Robin Smith posted Where Are My Wages Going on his blog and What Exactly is the Wealth Divide on the Finance Lab. He offers the following simple image and statement, worth considering and questioning.
He says: There is no mystery as to the root cause of poverty. Both the Private State and the Welfare State are robbing us. And giving it all away to landowners and banks.
Robin,
I’d be interested in what else you’ve done. I think the valid point you’re making is that there is indeed a long term systemic trend of more and more future income being paid to people who saved past income. I’ve made what I think are definitive models of why that arises, and what to do about it since the early 80’s.

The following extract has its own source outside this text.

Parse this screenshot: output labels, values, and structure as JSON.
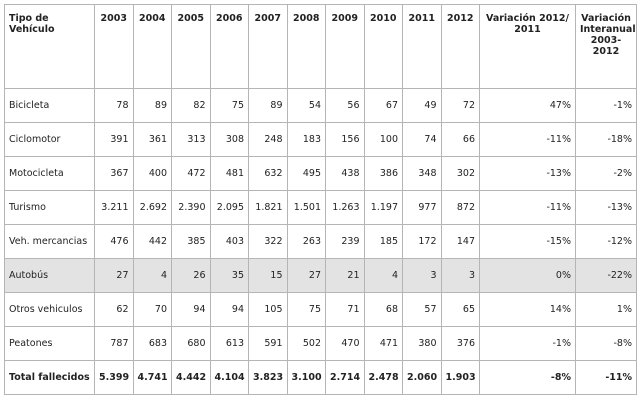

That’s when my family friend Ken Boulding pointed out to me how Keynes had found basically the same problem and necessary correction for it I had. I’ve continued working on it and the reasons people find it hard to understand, as very simple as it is, really.
The economy operates in a physical world, that’s the problem. In nature energy accounts always balance, invariably. Our economic accounting practice is for energy use credits to endlessly multiply. So…. the systems people set up for that work only temporarily, but then become distorted and fail because we don’t yet know how to recognize the source and corrections of strain in environmental systems.
The way to balance the system includes having people who earn credit for retaining credit from the past be given permission to use those earnings to further add to their credit only when it doesn’t strain the whole environment. That returns our free market financial economy to a circular accounting model, like nature’s systems. As strains to produce more are kept within levels of comfort, investor earnings are kept high by no longer adding to investment earnings to their credit, and so in total, taking out only as much credit for energy use as they put back in.
That’s it in a nutshell. For my writings on it you might site search [site:www.synapse9.com keynes] which will grab the various things people have shown more interest in.
The core dilemma, and why it’s hard for people to discuss, is that understanding it requires discussing the organization of living systems, and science didn’t develop a language for that yet. Science still tries to represent living systems with equations, i.e. as controlled relations between numerical variables. Economies,and lots of other things, are organizations of actively learning parts, however. Representing them with formulas, as following rules other than their own processes of learning and discovery creates a LOT of misinformation about them… you could say.